Since the proposal was announced in March this year, serious concerns have been expressed by scientists and organisations, including Global Witness, about the disastrous impact this expansion would have on the world’s second largest tropical rainforest. It has now been confirmed that the DRC committee comprised of donors, civil society and government representatives rejected the proposal for a second time and is demanding substantial changes in a recently published resolution.
The demands include: the proposal must clearly lead to a reduction in emissions caused by deforestation and forest degradation; clarification that the non-application of law means the concessions must be returned to the state; a stronger emphasis on ensuring improvements in forest governance, including procedures for complaints and follow up; clarification that the aim should not be to lift the moratorium on the allocation of new logging concessions; exclusion of peatland and areas with high potential biodiversity from potential concessions; that support for artisanal and industrial logging must not include co-financing or operational support to companies.
Jo Blackman, Campaign Leader at Global Witness said: “We welcome the further demands by the committee. However, donor government support to industrial loggers, whether directly or indirectly or to help them meet their legal obligations, has no place in a programme to reduce emissions.”
The plan was being considered for funding under the mainly Norwegian-funded Central African Forest Initiative (CAFI) – a US$200 million programme to reduce emissions caused by deforestation and forest degradation (REDD) which is now being chaired by the French government.
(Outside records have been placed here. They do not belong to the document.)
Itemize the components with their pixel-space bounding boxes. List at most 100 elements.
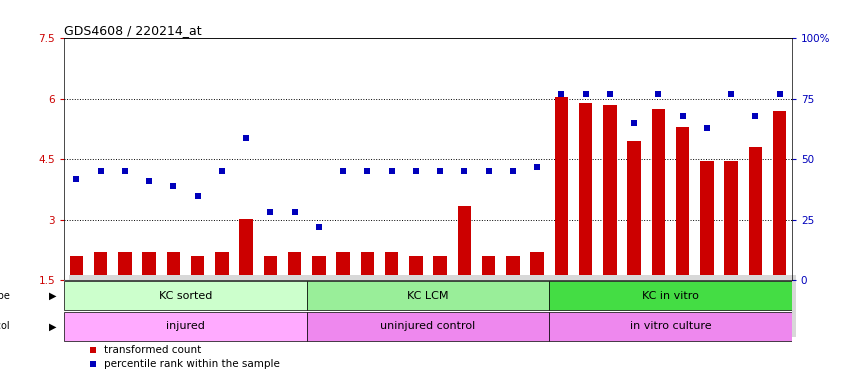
- Text: injured: injured: [166, 321, 205, 331]
- Point: [748, 113, 763, 119]
- Text: GSM753042: GSM753042: [707, 283, 716, 329]
- Text: ▶: ▶: [50, 291, 56, 301]
- Text: KC in vitro: KC in vitro: [642, 291, 699, 301]
- Bar: [288, 252, 301, 280]
- Bar: [64, 311, 306, 341]
- Bar: [167, 252, 180, 280]
- Point: [86, 347, 100, 353]
- Point: [166, 183, 180, 189]
- Point: [86, 361, 100, 367]
- Bar: [69, 256, 83, 280]
- Point: [530, 164, 544, 170]
- Text: GSM753028: GSM753028: [270, 283, 279, 329]
- Point: [409, 168, 423, 174]
- Text: in vitro culture: in vitro culture: [630, 321, 711, 331]
- Text: GSM753025: GSM753025: [198, 283, 206, 329]
- Bar: [550, 311, 792, 341]
- Point: [384, 168, 398, 174]
- Bar: [482, 256, 496, 280]
- Point: [239, 134, 253, 141]
- Text: percentile rank within the sample: percentile rank within the sample: [104, 359, 280, 369]
- Text: GSM753014: GSM753014: [416, 283, 425, 329]
- Text: GSM753017: GSM753017: [489, 283, 497, 329]
- Text: GSM753047: GSM753047: [756, 283, 764, 329]
- Point: [118, 168, 132, 174]
- Text: GDS4608 / 220214_at: GDS4608 / 220214_at: [64, 24, 202, 37]
- Bar: [409, 256, 423, 280]
- Text: uninjured control: uninjured control: [380, 321, 476, 331]
- Text: GSM753035: GSM753035: [634, 283, 643, 329]
- Bar: [506, 256, 520, 280]
- Bar: [306, 311, 550, 341]
- Bar: [676, 127, 689, 280]
- Bar: [312, 256, 325, 280]
- Text: protocol: protocol: [0, 321, 9, 331]
- Point: [724, 91, 738, 97]
- Point: [264, 209, 277, 215]
- Text: GSM753037: GSM753037: [658, 283, 668, 329]
- Text: KC LCM: KC LCM: [407, 291, 449, 301]
- Text: ▶: ▶: [50, 321, 56, 331]
- Point: [69, 175, 83, 182]
- Text: GSM753030: GSM753030: [562, 283, 570, 329]
- Bar: [724, 161, 738, 280]
- Point: [336, 168, 350, 174]
- Text: cell type: cell type: [0, 291, 9, 301]
- Point: [312, 224, 325, 230]
- Text: GSM753031: GSM753031: [586, 283, 595, 329]
- Point: [676, 113, 690, 119]
- Bar: [458, 205, 471, 280]
- Text: GSM753021: GSM753021: [101, 283, 110, 329]
- Point: [93, 168, 108, 174]
- Point: [482, 168, 496, 174]
- Bar: [264, 256, 277, 280]
- Bar: [700, 161, 714, 280]
- Text: GSM753026: GSM753026: [222, 283, 231, 329]
- Text: GSM753016: GSM753016: [464, 283, 473, 329]
- Text: GSM753022: GSM753022: [125, 283, 134, 329]
- Text: GSM753044: GSM753044: [731, 283, 740, 329]
- Bar: [531, 252, 544, 280]
- Point: [288, 209, 301, 215]
- Point: [627, 120, 641, 126]
- Bar: [142, 252, 156, 280]
- Bar: [749, 147, 762, 280]
- Bar: [651, 109, 665, 280]
- Point: [555, 91, 568, 97]
- Text: GSM753027: GSM753027: [247, 283, 255, 329]
- Point: [191, 192, 205, 199]
- Text: GSM753010: GSM753010: [318, 283, 328, 329]
- Text: GSM753032: GSM753032: [609, 283, 619, 329]
- Text: GSM753011: GSM753011: [343, 283, 352, 329]
- Bar: [64, 281, 306, 310]
- Text: GSM753012: GSM753012: [367, 283, 377, 329]
- Text: KC sorted: KC sorted: [158, 291, 212, 301]
- Bar: [550, 281, 792, 310]
- Point: [579, 91, 592, 97]
- Text: GSM753019: GSM753019: [538, 283, 546, 329]
- Point: [457, 168, 471, 174]
- Point: [215, 168, 229, 174]
- Text: GSM753049: GSM753049: [780, 283, 788, 329]
- Bar: [579, 103, 592, 280]
- Point: [506, 168, 520, 174]
- Text: GSM753024: GSM753024: [173, 283, 182, 329]
- Point: [700, 125, 714, 131]
- Bar: [94, 252, 107, 280]
- Point: [142, 178, 156, 184]
- Text: GSM753013: GSM753013: [391, 283, 401, 329]
- Bar: [306, 281, 550, 310]
- Text: GSM753018: GSM753018: [513, 283, 522, 329]
- Point: [433, 168, 447, 174]
- Bar: [118, 252, 132, 280]
- Text: GSM753015: GSM753015: [440, 283, 449, 329]
- Text: GSM753039: GSM753039: [683, 283, 692, 329]
- Text: GSM753020: GSM753020: [76, 283, 86, 329]
- Bar: [336, 252, 350, 280]
- Bar: [385, 252, 398, 280]
- Text: transformed count: transformed count: [104, 345, 201, 355]
- Bar: [627, 141, 641, 280]
- Text: GSM753029: GSM753029: [294, 283, 304, 329]
- Point: [360, 168, 374, 174]
- Text: GSM753023: GSM753023: [149, 283, 158, 329]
Jo Blackman added: “As home to the majority of the world’s second largest rainforest, DRC has a crucial role to play tackling climate change. But donors must support DRC in meeting the targets set out in its climate action plan, by halting the expansion of industrial logging and putting in place measures to ensure the preservation of DRC’s forests.”
The French Development Agency must now decide whether to substantially amend and retable the proposal, or abandon its plans.
Jo concluded: “The new French Minister of Ecological Transition, Nicolas Hulot, has rightly acknowledged the key role of forests in tackling climate change and the French President Emmanuel Macron recently hosted an international submit on climate change in Paris in December. Now it’s time for the French government to abandon all plans to support an expansion of industrial logging in DRC.”